EN LA CALLE*
Por Enrique Medina
La gente pasa y lo ve echado en la vereda sobre un mugriento colchón de gomapluma, escribiendo en un cuaderno. Su estado es deplorable, pero se esfuerza por mantener una actitud aristocrática. Fuma sosteniendo el cigarrillo con una pincita. Exhala el humo como si estuviera gozando de un privilegio de elegidos. Algunos advierten que saca y mete unos libracos viejos del carrito de supermercado. De una pequeña radio a pilas se escucha música de tangos. Lee y copia. Mejor dicho toma apuntes, porque está muy claro que busca algo especial en los libros. Agarra uno, se coloca los anteojos que lleva colgados del cuello, percibe que el ojo malo sigue malo, pasa las hojas, busca, lee, escribe lo que está leyendo. Deja ese libro y agarra otro. De tanto en tanto, se pone de pie y, tambaleando como si estuviera medio borracho, habla aparatosamente por el celular inservible que hace un tiempo encontró en la basura. Dialoga imitando el comportamiento de toda la gente normal que hace uso del aparatito sin dejar de caminar. Sus perros le marchan alrededor pero enseguida vuelven a echarse sabiendo que la película se repite. El más chiquito, el Perro-Tres, que le salta hasta las rodillas, es ignorado. Él hace gestos, se detiene como sorprendido por lo que acaba de escuchar en el celular, mueve el brazo dando a entender que la cosa no es así, vuelve a caminar mirando el suelo y afirmando tolerante con la cabeza, se detiene y ríe, interrumpe hablando de corrido mientras gira en un círculo cerrado, ahora escucha muy atento, se estanca justo en el cordón de la vereda y como si estuviera haciendo guardia se queda quieto mirando el sol triste cruzado por nubes considerables, mueve la cabeza como diciendo que no, que eso no puede ser, no, no, te digo que no. Se cansa, se despide, y cierra la tapa del celular. Pasa una mina que no puede ser. Se queda mirándola sin disimulo. Abre el celular y dice: Che, Dios, dame una de éstas y juro no joderte más hasta que me muera. Guarda el celular en el bolsillo y se sienta en la vereda continuando con su tarea de leer y copiar.

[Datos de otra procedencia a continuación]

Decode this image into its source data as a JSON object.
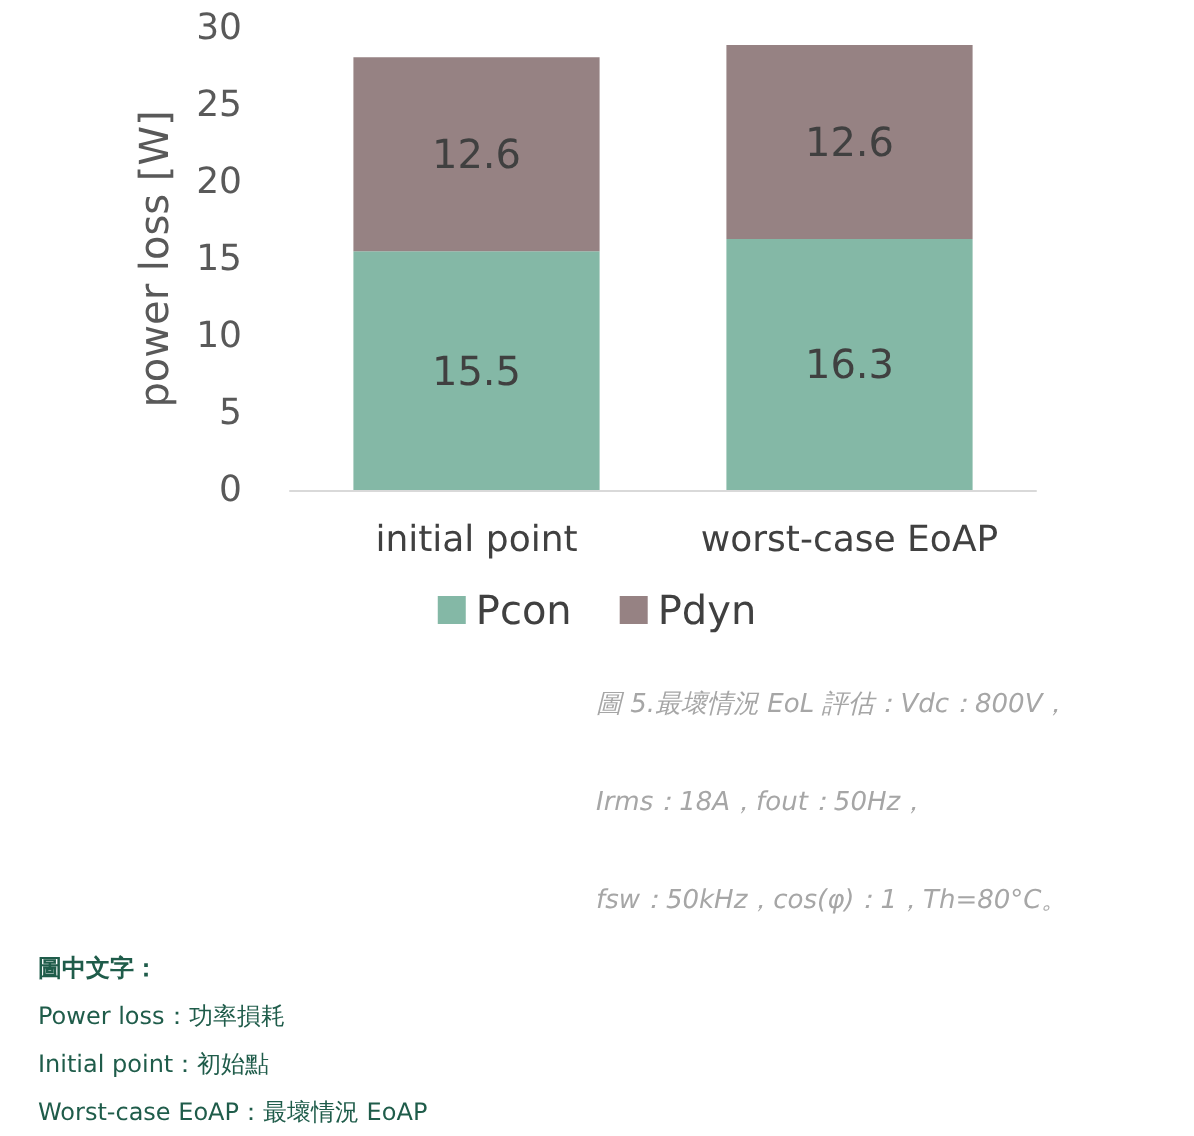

Zacarías ya está arañando los sesenta años, pero, para quienes lo ven encorvado arrastrando el carrito con sus bultos y acariciándose la barba tobiana, aparenta más. Para representar cierta dignidad, ensaya un andar fibroso, hunde la panza y la disimula usando la camisa suelta. Se ayuda ajustando fuerte el cinturón y tratando de enderezar la espalda. Todavía no soy un viejo de mierda, se dice con presunción, ignorando su lamentable estado de linyera sin perspectivas ni halagos. Y es así porque su transitorio asentamiento en las distintas esquinas de este Buenos Aires, lo lleva a cabo en función del sol que lo acaricia, o de la lluvia que lo obligara a guarecerse. Sabe pedir limosna en medio del tráfico, y buscar comida en la basura de los restoranes. Perro-Uno, un dogo criollo algo viejo, y Perro-Dos, sin raza para lucir, actúan de guardaespaldas tiempo completo en una ciudad poco hospitalaria. Lo miro. Me mira. Me acerco y los perros se paran atentos. Él los calma. Le pregunto qué lee y qué escribe. Zarandea la cabeza como si estuviera ido. Vuelvo a preguntarle. Detiene el bamboleo y me mira fijo:
- ¿Usted me conoce para meterse en mi vida?...
- Bueno, es que estoy escribiendo sobre usted. Y lo bauticé Zacarías…
- ¡Mierda! Me tocó, che, me hizo profeta…
Se rasca la barba, intenta una sonrisa. Y sigue mirándome fijo. Le digo que mi pregunta tiene buena onda. Me pide un cigarrillo. Le doy el paquete. Saca cuatro y me lo devuelve.
- Leo libros…, revistas, diarios… Leo todo, sabe… Quiero entender el secreto de la vida… Saber por qué usted me pregunta cosas como si yo tuviera la obligación de contestarle…
- Perdón si lo molesté…
- Vuelva mañana.
- De acuerdo.
Me voy, y los perros vuelven a echarse.
* De “El último argentino”, próximamente en librerías.